Das Speichern von Energie stellt einen der größten Fortschritte des modernen Menschen dar. Was die Wenigsten wissen: Für die Erfindung der Batterie zeichneten norditalienische Froschschenkel verantwortlich.

In Bologna experimentierte der Arzt Luigi Galvani an Froschschenkeln und entdeckte dabei die Kontraktion von Muskeln. Dass dafür ein Stromkreis aus zwei verschiedenen Metallen, einem Elektrolyten (Salzwasser im Froschschenkel) und einem Stromanzeiger (Muskel) verantwortlich war, erkannte Galvani jedoch nicht. Er führt die Muskelzuckungen auf animalische Elektrizität zurück. In Como, rund 250 Kilometer weiter nördlich, erfuhr Graf Alessandro Volta von den Expermienten Galvanis. Ihm wurde klar, dass die Ursache der Muskelzuckungen in äußeren Spannungen lag, die entstanden, wenn zwei Metalle – in Galvanis Fall waren es Eisen und Kupfer – miteinander in Berührung kamen. Es folgte ein wissenschaftlicher Disput, der so genannte Galvanismus-Streit, der die Forscher in zwei Lager teilte.

Während der Galvanismus im 18. Jahrhundert zur biologischen Grundlagendisziplin aufstieg, betrieb Volta weitere Forschungen an der Herstellung eines Stromkreises, die ihn zur Erfindung der Voltaschen Säule führten. Die Konstruktion aus einer Kupfer- und einer Zinkplatte, die von mit Säure getränkten Textilien getrennt waren, stellte die erste funktionierende Batterie dar: Die Galvanische Zelle – eine Umwandlung von chemischer in elektrische Energie.

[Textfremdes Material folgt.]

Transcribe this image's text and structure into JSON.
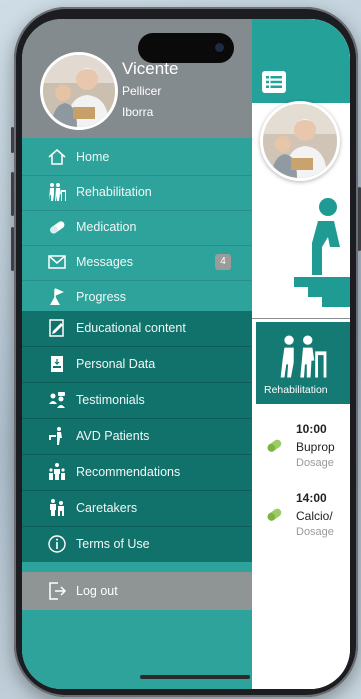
{
  "user": {
    "first_name": "Vicente",
    "last_name_1": "Pellicer",
    "last_name_2": "Iborra"
  },
  "drawer": {
    "primary_items": [
      {
        "label": "Home",
        "icon": "home-icon"
      },
      {
        "label": "Rehabilitation",
        "icon": "rehabilitation-icon"
      },
      {
        "label": "Medication",
        "icon": "pill-icon"
      },
      {
        "label": "Messages",
        "icon": "envelope-icon",
        "badge": "4"
      },
      {
        "label": "Progress",
        "icon": "progress-flag-icon"
      }
    ],
    "secondary_items": [
      {
        "label": "Educational content",
        "icon": "edit-document-icon"
      },
      {
        "label": "Personal Data",
        "icon": "personal-data-icon"
      },
      {
        "label": "Testimonials",
        "icon": "testimonials-icon"
      },
      {
        "label": "AVD Patients",
        "icon": "avd-patients-icon"
      },
      {
        "label": "Recommendations",
        "icon": "recommendations-icon"
      },
      {
        "label": "Caretakers",
        "icon": "caretakers-icon"
      },
      {
        "label": "Terms of Use",
        "icon": "info-icon"
      }
    ],
    "logout_label": "Log out"
  },
  "main": {
    "tile_label": "Rehabilitation",
    "medications": [
      {
        "time": "10:00",
        "name": "Buprop",
        "dose": "Dosage"
      },
      {
        "time": "14:00",
        "name": "Calcio/",
        "dose": "Dosage"
      }
    ]
  },
  "colors": {
    "teal": "#2ea39c",
    "dark_teal": "#11726c",
    "grey": "#848b8e",
    "tile": "#167a74"
  }
}
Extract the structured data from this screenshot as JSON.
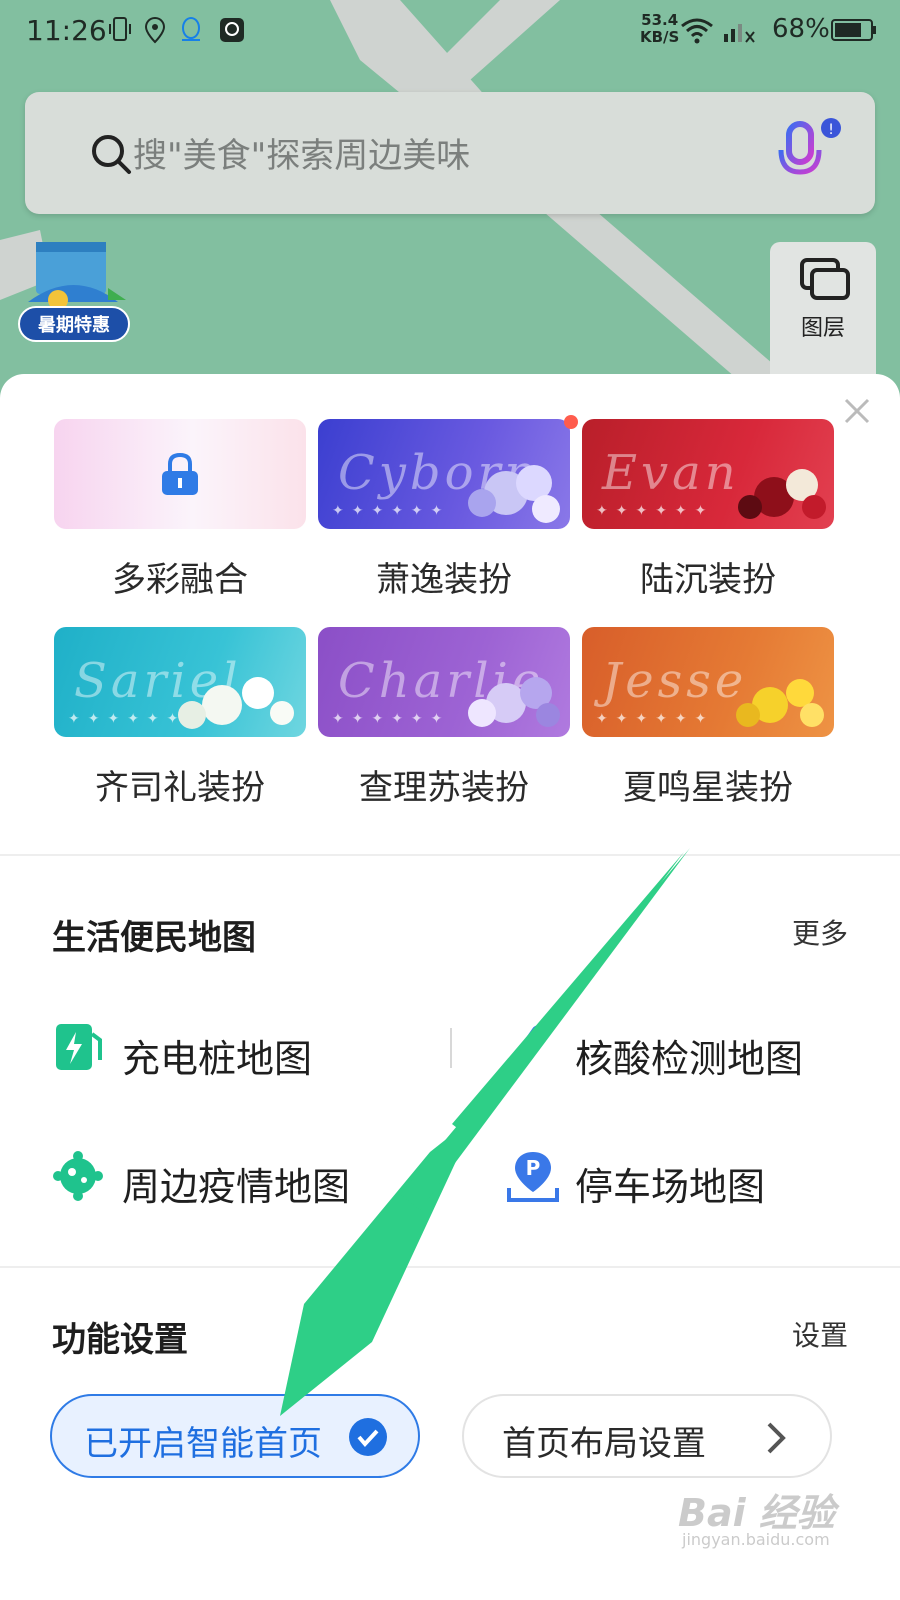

Bei den Batterien jener Zeit handelte es sich um Primärzellen, sie konnten also nicht wieder aufgeladen werden. 1859 erfand der französische Physiker Gaston Plante die erste wieder aufladbare Batterie. Er stellte fest, dass die größte Ablage und die nützlichsten Effekte erhalten wurden, indem man Leitungsplatten in einer verdünnten Schwefelsäure verwendete. Noch heute findet diese Erfindung Anwendung.

Weitere Meilensteine in der Geschichte der Batterie war die Entwicklung der Nickel-Cadmium-Batterie im Jahr 1899 durch den Schweden Waldemar Jungner. Bei solchen alkalischen Batteriesystemen bleibt das Elektrolyt, im Gegensatz zu dem bis dahin bekannten Bleiakkumulator während der Ladung und Entladung unverändert. 1910 begann die industrielle Fertigung des NiCd-Akkumulators. Seit 2004 ist die technische Nutzung von Cadmium in der EU allerdings verboten.

In den frühen siebziger Jahren erschien dann die erste Lithium Batterie. Später wurden dann Versuche gestartet, wieder aufladbare Lithium-Batterien zu entwickeln. Diese Versuche scheiterten jedoch aufgrund von Sicherheitsrisiken. Sony brachte 1991 die erste Lithium-Ionen-Batterie auf den Markt, bei der die Energiedichte zwar kleiner war als beim Lithiummetall, jedoch waren Lithium-Ionen sicherer. Aktuell versorgen Li-Ionen-Akkus vor allem tragbare Geräte mit hohem Energiebedarf. Einen Laptop mit Nickel-Metallhydrid-Akkus könnte man nur schwerlich den ganzen Tag mit sich herumtragen.